In a systematic review and meta-analysis to evaluate patient-reported outcomes for rectal bleeding and stool frequency in 2132 patients with ulcerative colitis (UC) in endoscopic remission, investigators noted that most of these individuals who had normal rectal bleeding and stool frequency subscores attained endoscopic remission, although many had no rectal bleeding. [30] However, despite endoscopic remission, many patients had abnormal stool frequencies.

Ulcerative colitis may result in disease-related mortality. However, overall mortality is not increased in patients with ulcerative colitis, as compared to the general population. An increase in mortality may be observed among elderly patients with the disease. Mortality is also increased in patients who develop complications (eg, shock, malnutrition, anemia). Evidence suggests that mortality is increased in patients with ulcerative colitis who undergo any form of medical or surgical intervention.

Involvement of the muscularis propria in the most severe cases can lead to damage to the nerve plexus, resulting in colonic dysmotility, dilatation, and eventual infarction and gangrene.
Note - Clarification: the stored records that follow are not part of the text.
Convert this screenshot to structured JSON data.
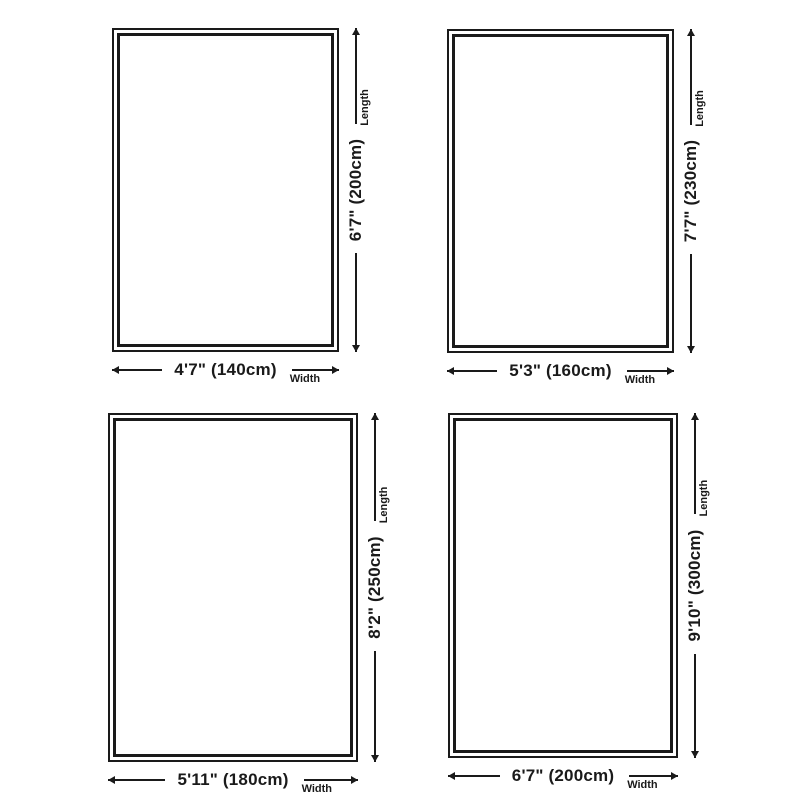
{
  "colors": {
    "ink": "#1a1a1a",
    "bg": "#ffffff"
  },
  "captions": {
    "width": "Width",
    "length": "Length"
  },
  "panels": [
    {
      "id": "rug-140x200",
      "width_label": "4'7\" (140cm)",
      "length_label": "6'7\" (200cm)"
    },
    {
      "id": "rug-160x230",
      "width_label": "5'3\" (160cm)",
      "length_label": "7'7\" (230cm)"
    },
    {
      "id": "rug-180x250",
      "width_label": "5'11\" (180cm)",
      "length_label": "8'2\" (250cm)"
    },
    {
      "id": "rug-200x300",
      "width_label": "6'7\" (200cm)",
      "length_label": "9'10\" (300cm)"
    }
  ]
}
This condition is termed toxic megacolon and is characterized by a thin-walled, large, dilated colon that may eventually become perforated. Chronic ulcerative colitis is associated with pseudopolyp formation in about 15%-20% of cases. Chronic and severe cases can be associated with areas of precancerous changes, such as carcinoma in situ or dysplasia.

The most common cause of death of patients with ulcerative colitis is toxic megacolon. Colonic adenocarcinoma develops in 3%-5% of patients with ulcerative colitis, and the risk increases as the duration of disease increases. Patients with extensive ulcerative colitis over a long period have a significantly increased risk of colorectal cancer. [10] The risk of colonic malignancy is higher in cases of pancolitis and in cases in which disease onset occurs before age 15 years. Benign stricture rarely causes intestinal obstruction.